2. October 2018, 8–9.15 pm
Schnittmengen 4
Kunstmuseum Basel | Gegenwart, St. Alban-Rheinweg 60, 4052 Basel
Foyer, on the ground floor
The recent phenomenon of ever more frequent and ubiquitous largescale exhibition formats –often dubbed with the critical term „biennalization“– both has the potential of shifting the focus of the (predominantly western) art world to other, less visible art scenes, artists and locations, but has also been criticized as a new form of colonial gesture and as catering to purely economic motives.

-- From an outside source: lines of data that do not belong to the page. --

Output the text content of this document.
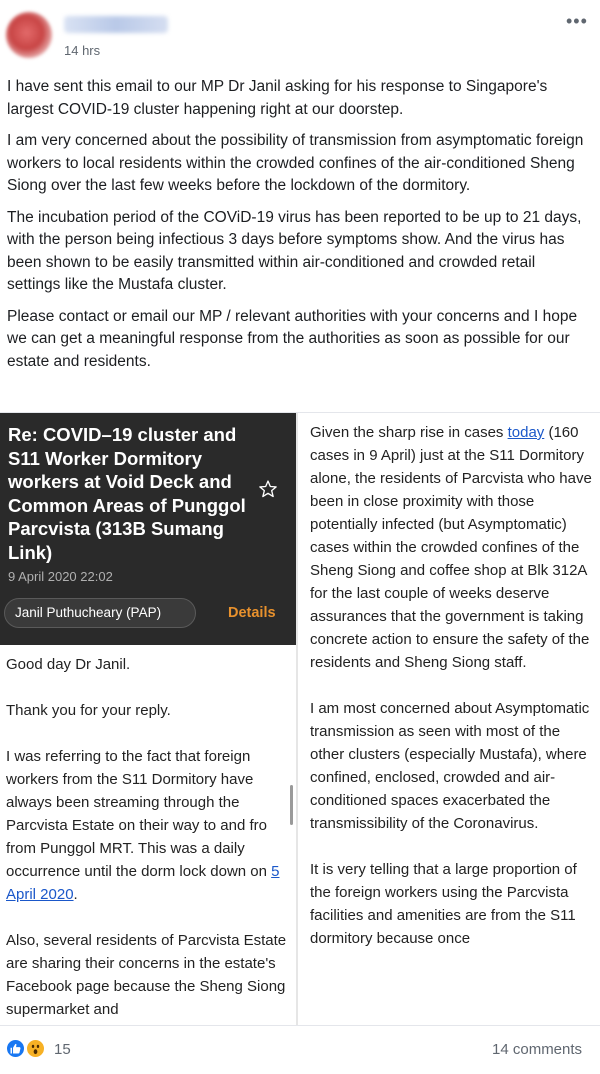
14 hrs
•••

I have sent this email to our MP Dr Janil asking for his response to Singapore's largest COVID-19 cluster happening right at our doorstep.

I am very concerned about the possibility of transmission from asymptomatic foreign workers to local residents within the crowded confines of the air-conditioned Sheng Siong over the last few weeks before the lockdown of the dormitory.

The incubation period of the COViD-19 virus has been reported to be up to 21 days, with the person being infectious 3 days before symptoms show. And the virus has been shown to be easily transmitted within air-conditioned and crowded retail settings like the Mustafa cluster.

Please contact or email our MP / relevant authorities with your concerns and I hope we can get a meaningful response from the authorities as soon as possible for our estate and residents.

Re: COVID–19 cluster and S11 Worker Dormitory workers at Void Deck and Common Areas of Punggol Parcvista (313B Sumang Link)
9 April 2020 22:02
Janil Puthucheary (PAP)	Details

Good day Dr Janil.

Thank you for your reply.

I was referring to the fact that foreign workers from the S11 Dormitory have always been streaming through the Parcvista Estate on their way to and fro from Punggol MRT. This was a daily occurrence until the dorm lock down on 5 April 2020.

Also, several residents of Parcvista Estate are sharing their concerns in the estate's Facebook page because the Sheng Siong supermarket and

Given the sharp rise in cases today (160 cases in 9 April) just at the S11 Dormitory alone, the residents of Parcvista who have been in close proximity with those potentially infected (but Asymptomatic) cases within the crowded confines of the Sheng Siong and coffee shop at Blk 312A for the last couple of weeks deserve assurances that the government is taking concrete action to ensure the safety of the residents and Sheng Siong staff.

I am most concerned about Asymptomatic transmission as seen with most of the other clusters (especially Mustafa), where confined, enclosed, crowded and air-conditioned spaces exacerbated the transmissibility of the Coronavirus.

It is very telling that a large proportion of the foreign workers using the Parcvista facilities and amenities are from the S11 dormitory because once

15	14 comments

Given these debates, how can one define the scope of action of the individual actors–artists, curators, critics, visitors–within this context? What curatorial or artistic forms can we imagine that are neither paralyzed by the current state of global exhibition making, nor ostentatiously embrace the rhetorics of social change through curatorial practice? What curatorial approaches does and should global exhibition making engender? Is bigger always better? And how can the personal, aesthetic and political interest be developed into a certain „curatorial ethics“(Maura Reilly)?
These questions will be discussed by Charlotte Laubard (curator of the Swiss Pavilion, commissioned by Pro Helvetia, at the Venice Biennial 2019) and Nora Sternfeld (documenta-Professor Kunsthochschule Kassel).
The series of eikones-talks „Schnittmengen“ is conceived and moderated by Katharina Brandl and Claire Hoffmann. The talk will be held in English.